Always run "nginx -t" before reloading. This command parses the configuration files and checks for syntax errors without actually applying the changes. If the test passes, you can safely reload with "nginx -s reload" or "systemctl reload nginx". Never restart Nginx in production without testing first.
How do I set up Let's Encrypt SSL certificates with Nginx?
Install Certbot (the Let's Encrypt client) and run "certbot --nginx -d yourdomain.com -d www.yourdomain.com". Certbot will automatically obtain certificates and modify your Nginx configuration. It also sets up auto-renewal via a cron job or systemd timer.
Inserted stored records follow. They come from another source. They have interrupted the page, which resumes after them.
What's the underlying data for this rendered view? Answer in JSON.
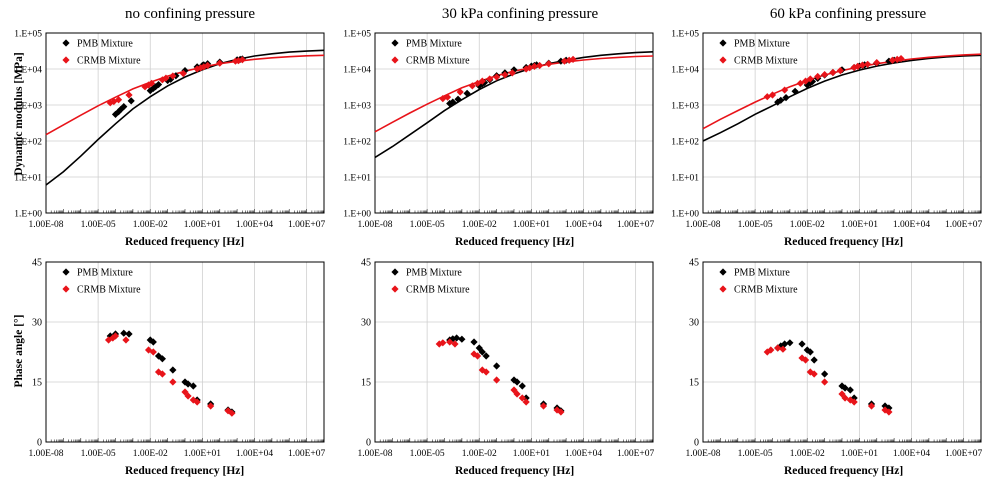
{
  "columns": [
    "no confining pressure",
    "30 kPa confining pressure",
    "60 kPa confining pressure"
  ],
  "legend": {
    "pmb": "PMB Mixture",
    "crmb": "CRMB Mixture"
  },
  "colors": {
    "pmb": "#000000",
    "crmb": "#e8141a",
    "grid": "#cfcfcf",
    "axis": "#000000"
  },
  "axes": {
    "xlabel": "Reduced frequency [Hz]",
    "ylabel_modulus": "Dynamic modulus [MPa]",
    "ylabel_phase": "Phase angle [°]",
    "x_ticks": [
      "1.00E-08",
      "1.00E-05",
      "1.00E-02",
      "1.00E+01",
      "1.00E+04",
      "1.00E+07"
    ],
    "y_ticks_modulus": [
      "1.E+00",
      "1.E+01",
      "1.E+02",
      "1.E+03",
      "1.E+04",
      "1.E+05"
    ],
    "y_ticks_phase": [
      "0",
      "15",
      "30",
      "45"
    ]
  },
  "chart_data": [
    {
      "type": "line",
      "title": "no confining pressure",
      "xlabel": "Reduced frequency [Hz]",
      "ylabel": "Dynamic modulus [MPa]",
      "xscale": "log",
      "yscale": "log",
      "xlim": [
        1e-08,
        100000000.0
      ],
      "ylim": [
        1,
        100000
      ],
      "grid": true,
      "legend_position": "top-left",
      "series": [
        {
          "name": "PMB Mixture",
          "kind": "curve",
          "x": [
            1e-08,
            1e-07,
            1e-06,
            1e-05,
            0.0001,
            0.001,
            0.01,
            0.1,
            1,
            10,
            100,
            1000,
            10000,
            100000,
            1000000,
            10000000,
            100000000
          ],
          "y": [
            6,
            14,
            38,
            110,
            300,
            780,
            1700,
            3400,
            6000,
            9500,
            14000,
            18500,
            23000,
            26500,
            29500,
            31500,
            33000
          ]
        },
        {
          "name": "CRMB Mixture",
          "kind": "curve",
          "x": [
            1e-08,
            1e-07,
            1e-06,
            1e-05,
            0.0001,
            0.001,
            0.01,
            0.1,
            1,
            10,
            100,
            1000,
            10000,
            100000,
            1000000,
            10000000,
            100000000
          ],
          "y": [
            150,
            280,
            520,
            950,
            1650,
            2800,
            4300,
            6300,
            8700,
            11300,
            14000,
            16400,
            18600,
            20500,
            22000,
            23200,
            24000
          ]
        },
        {
          "name": "PMB Mixture",
          "kind": "points",
          "x": [
            0.0001,
            0.00015,
            0.0002,
            0.0003,
            0.0008,
            0.01,
            0.015,
            0.02,
            0.03,
            0.1,
            0.15,
            0.3,
            1,
            5,
            10,
            12,
            20,
            100,
            1000,
            1500,
            2000
          ],
          "y": [
            550,
            650,
            750,
            900,
            1300,
            2500,
            2900,
            3200,
            3700,
            4800,
            5200,
            6500,
            9000,
            11500,
            12500,
            13000,
            14000,
            15500,
            18000,
            18500,
            19000
          ]
        },
        {
          "name": "CRMB Mixture",
          "kind": "points",
          "x": [
            5e-05,
            8e-05,
            0.00015,
            0.0006,
            0.005,
            0.008,
            0.012,
            0.05,
            0.08,
            0.2,
            0.8,
            5,
            8,
            12,
            20,
            100,
            800,
            1200,
            2000
          ],
          "y": [
            1150,
            1250,
            1400,
            1900,
            3200,
            3600,
            4000,
            5000,
            5600,
            6400,
            7500,
            10000,
            10800,
            11500,
            12500,
            14500,
            16500,
            17000,
            18000
          ]
        }
      ]
    },
    {
      "type": "line",
      "title": "30 kPa confining pressure",
      "xlabel": "Reduced frequency [Hz]",
      "ylabel": "",
      "xscale": "log",
      "yscale": "log",
      "xlim": [
        1e-08,
        100000000.0
      ],
      "ylim": [
        1,
        100000
      ],
      "grid": true,
      "legend_position": "top-left",
      "series": [
        {
          "name": "PMB Mixture",
          "kind": "curve",
          "x": [
            1e-08,
            1e-07,
            1e-06,
            1e-05,
            0.0001,
            0.001,
            0.01,
            0.1,
            1,
            10,
            100,
            1000,
            10000,
            100000,
            1000000,
            10000000,
            100000000
          ],
          "y": [
            35,
            70,
            150,
            320,
            700,
            1400,
            2700,
            4700,
            7300,
            10500,
            14000,
            17500,
            21000,
            24000,
            26500,
            28500,
            30000
          ]
        },
        {
          "name": "CRMB Mixture",
          "kind": "curve",
          "x": [
            1e-08,
            1e-07,
            1e-06,
            1e-05,
            0.0001,
            0.001,
            0.01,
            0.1,
            1,
            10,
            100,
            1000,
            10000,
            100000,
            1000000,
            10000000,
            100000000
          ],
          "y": [
            180,
            330,
            600,
            1050,
            1800,
            3000,
            4500,
            6500,
            8700,
            11000,
            13500,
            15700,
            17800,
            19600,
            21000,
            22200,
            23000
          ]
        },
        {
          "name": "PMB Mixture",
          "kind": "points",
          "x": [
            0.0002,
            0.0003,
            0.0006,
            0.002,
            0.01,
            0.015,
            0.02,
            0.04,
            0.1,
            0.3,
            1,
            5,
            10,
            15,
            20,
            100,
            500,
            1000
          ],
          "y": [
            1100,
            1200,
            1450,
            2100,
            3400,
            3900,
            4200,
            5000,
            6500,
            7800,
            9500,
            11000,
            12000,
            12500,
            13000,
            14500,
            16500,
            17500
          ]
        },
        {
          "name": "CRMB Mixture",
          "kind": "points",
          "x": [
            8e-05,
            0.00015,
            0.0008,
            0.004,
            0.008,
            0.015,
            0.04,
            0.1,
            0.3,
            0.8,
            5,
            8,
            15,
            30,
            100,
            800,
            1500,
            2500
          ],
          "y": [
            1500,
            1650,
            2300,
            3400,
            4000,
            4600,
            5300,
            6000,
            6900,
            7800,
            10000,
            10800,
            11800,
            12500,
            14000,
            16500,
            17500,
            18500
          ]
        }
      ]
    },
    {
      "type": "line",
      "title": "60 kPa confining pressure",
      "xlabel": "Reduced frequency [Hz]",
      "ylabel": "",
      "xscale": "log",
      "yscale": "log",
      "xlim": [
        1e-08,
        100000000.0
      ],
      "ylim": [
        1,
        100000
      ],
      "grid": true,
      "legend_position": "top-left",
      "series": [
        {
          "name": "PMB Mixture",
          "kind": "curve",
          "x": [
            1e-08,
            1e-07,
            1e-06,
            1e-05,
            0.0001,
            0.001,
            0.01,
            0.1,
            1,
            10,
            100,
            1000,
            10000,
            100000,
            1000000,
            10000000,
            100000000
          ],
          "y": [
            100,
            170,
            300,
            550,
            950,
            1700,
            2900,
            4600,
            6800,
            9300,
            12000,
            14700,
            17300,
            19600,
            21500,
            23000,
            24000
          ]
        },
        {
          "name": "CRMB Mixture",
          "kind": "curve",
          "x": [
            1e-08,
            1e-07,
            1e-06,
            1e-05,
            0.0001,
            0.001,
            0.01,
            0.1,
            1,
            10,
            100,
            1000,
            10000,
            100000,
            1000000,
            10000000,
            100000000
          ],
          "y": [
            220,
            400,
            700,
            1200,
            2000,
            3200,
            4800,
            6800,
            9000,
            11500,
            14000,
            16500,
            19000,
            21200,
            23000,
            24600,
            25800
          ]
        },
        {
          "name": "PMB Mixture",
          "kind": "points",
          "x": [
            0.0002,
            0.0003,
            0.0006,
            0.002,
            0.01,
            0.015,
            0.02,
            0.04,
            0.1,
            0.3,
            1,
            5,
            10,
            15,
            20,
            100,
            500,
            1000
          ],
          "y": [
            1200,
            1350,
            1600,
            2400,
            3600,
            4100,
            4500,
            5500,
            6800,
            8000,
            9500,
            11000,
            12000,
            12500,
            13000,
            14500,
            16500,
            17500
          ]
        },
        {
          "name": "CRMB Mixture",
          "kind": "points",
          "x": [
            5e-05,
            0.0001,
            0.0005,
            0.004,
            0.008,
            0.015,
            0.04,
            0.1,
            0.3,
            0.8,
            5,
            8,
            15,
            30,
            100,
            800,
            1500,
            2500
          ],
          "y": [
            1700,
            1900,
            2600,
            4000,
            4600,
            5300,
            6200,
            7000,
            8000,
            9000,
            11000,
            11800,
            12800,
            13500,
            15000,
            17500,
            18500,
            19500
          ]
        }
      ]
    },
    {
      "type": "scatter",
      "title": "",
      "xlabel": "Reduced frequency [Hz]",
      "ylabel": "Phase angle [°]",
      "xscale": "log",
      "xlim": [
        1e-08,
        100000000.0
      ],
      "ylim": [
        0,
        45
      ],
      "grid": true,
      "legend_position": "top-left",
      "series": [
        {
          "name": "PMB Mixture",
          "x": [
            5e-05,
            0.0001,
            0.0003,
            0.0006,
            0.01,
            0.015,
            0.03,
            0.05,
            0.2,
            1,
            1.5,
            3,
            5,
            30,
            300,
            500
          ],
          "y": [
            26.5,
            27,
            27.2,
            27,
            25.5,
            25,
            21.5,
            20.8,
            18,
            15,
            14.5,
            14,
            10.5,
            9.5,
            8,
            7.5
          ]
        },
        {
          "name": "CRMB Mixture",
          "x": [
            4e-05,
            7e-05,
            0.0001,
            0.0004,
            0.008,
            0.015,
            0.03,
            0.05,
            0.2,
            1,
            1.5,
            3,
            5,
            30,
            300,
            500
          ],
          "y": [
            25.5,
            26,
            26.5,
            25.5,
            23,
            22.5,
            17.5,
            17,
            15,
            12.5,
            11.5,
            10.5,
            10,
            9,
            7.8,
            7.2
          ]
        }
      ]
    },
    {
      "type": "scatter",
      "title": "",
      "xlabel": "Reduced frequency [Hz]",
      "ylabel": "",
      "xscale": "log",
      "xlim": [
        1e-08,
        100000000.0
      ],
      "ylim": [
        0,
        45
      ],
      "grid": true,
      "legend_position": "top-left",
      "series": [
        {
          "name": "PMB Mixture",
          "x": [
            0.0002,
            0.0003,
            0.0005,
            0.001,
            0.005,
            0.01,
            0.015,
            0.025,
            0.1,
            1,
            1.5,
            3,
            5,
            50,
            300,
            500
          ],
          "y": [
            25.5,
            25.8,
            26,
            25.7,
            25,
            23.5,
            22.5,
            21.5,
            19,
            15.5,
            15,
            14,
            11,
            9.5,
            8.5,
            7.8
          ]
        },
        {
          "name": "CRMB Mixture",
          "x": [
            5e-05,
            8e-05,
            0.0002,
            0.0004,
            0.005,
            0.008,
            0.015,
            0.025,
            0.1,
            1,
            1.5,
            3,
            5,
            50,
            300,
            500
          ],
          "y": [
            24.5,
            24.8,
            25,
            24.5,
            22,
            21.5,
            18,
            17.5,
            15.5,
            13,
            12,
            11,
            10,
            9,
            8,
            7.5
          ]
        }
      ]
    },
    {
      "type": "scatter",
      "title": "",
      "xlabel": "Reduced frequency [Hz]",
      "ylabel": "",
      "xscale": "log",
      "xlim": [
        1e-08,
        100000000.0
      ],
      "ylim": [
        0,
        45
      ],
      "grid": true,
      "legend_position": "top-left",
      "series": [
        {
          "name": "PMB Mixture",
          "x": [
            0.0002,
            0.0003,
            0.0005,
            0.001,
            0.005,
            0.01,
            0.015,
            0.025,
            0.1,
            1,
            1.5,
            3,
            5,
            50,
            300,
            500
          ],
          "y": [
            23.5,
            24,
            24.5,
            24.8,
            24.5,
            23,
            22.5,
            20.5,
            17,
            14,
            13.5,
            13,
            11,
            9.5,
            9,
            8.5
          ]
        },
        {
          "name": "CRMB Mixture",
          "x": [
            5e-05,
            8e-05,
            0.0002,
            0.0004,
            0.005,
            0.008,
            0.015,
            0.025,
            0.1,
            1,
            1.5,
            3,
            5,
            50,
            300,
            500
          ],
          "y": [
            22.5,
            23,
            23.5,
            23.2,
            21,
            20.5,
            17.5,
            17,
            15,
            12,
            11,
            10.5,
            10,
            9,
            8,
            7.5
          ]
        }
      ]
    }
  ]
}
Certificates are stored in /etc/letsencrypt/live/yourdomain.com/.
What does "proxy_set_header X-Real-IP $remote_addr" do?
When Nginx acts as a reverse proxy, the backend application sees Nginx's IP as the client IP. The X-Real-IP header passes the original client IP address to the backend so your application can log the real visitor IP, apply rate limiting per user, and perform geolocation correctly.
How do I redirect HTTP to HTTPS in Nginx?
Create a separate server block listening on port 80 that returns a 301 redirect to the HTTPS version: "return 301 https://$server_name$request_uri;". This ensures all HTTP traffic is permanently redirected to the secure HTTPS version. The 301 status code tells browsers and search engines to update their links.
What is the try_files directive and why is it important for SPAs?
The try_files directive tells Nginx to check for the existence of files in order and serve the first one found. For SPAs (React, Vue, Angular), "try_files $uri $uri/ /index.html" first tries to serve the exact file requested, then looks for a directory, and finally falls back to index.html. This is essential because SPA routes like /about or /dashboard do not correspond to actual files on disk.
These Nginx configurations cover the most common production scenarios. Always test your configuration with "nginx -t" before reloading, and monitor your access and error logs regularly to catch issues early.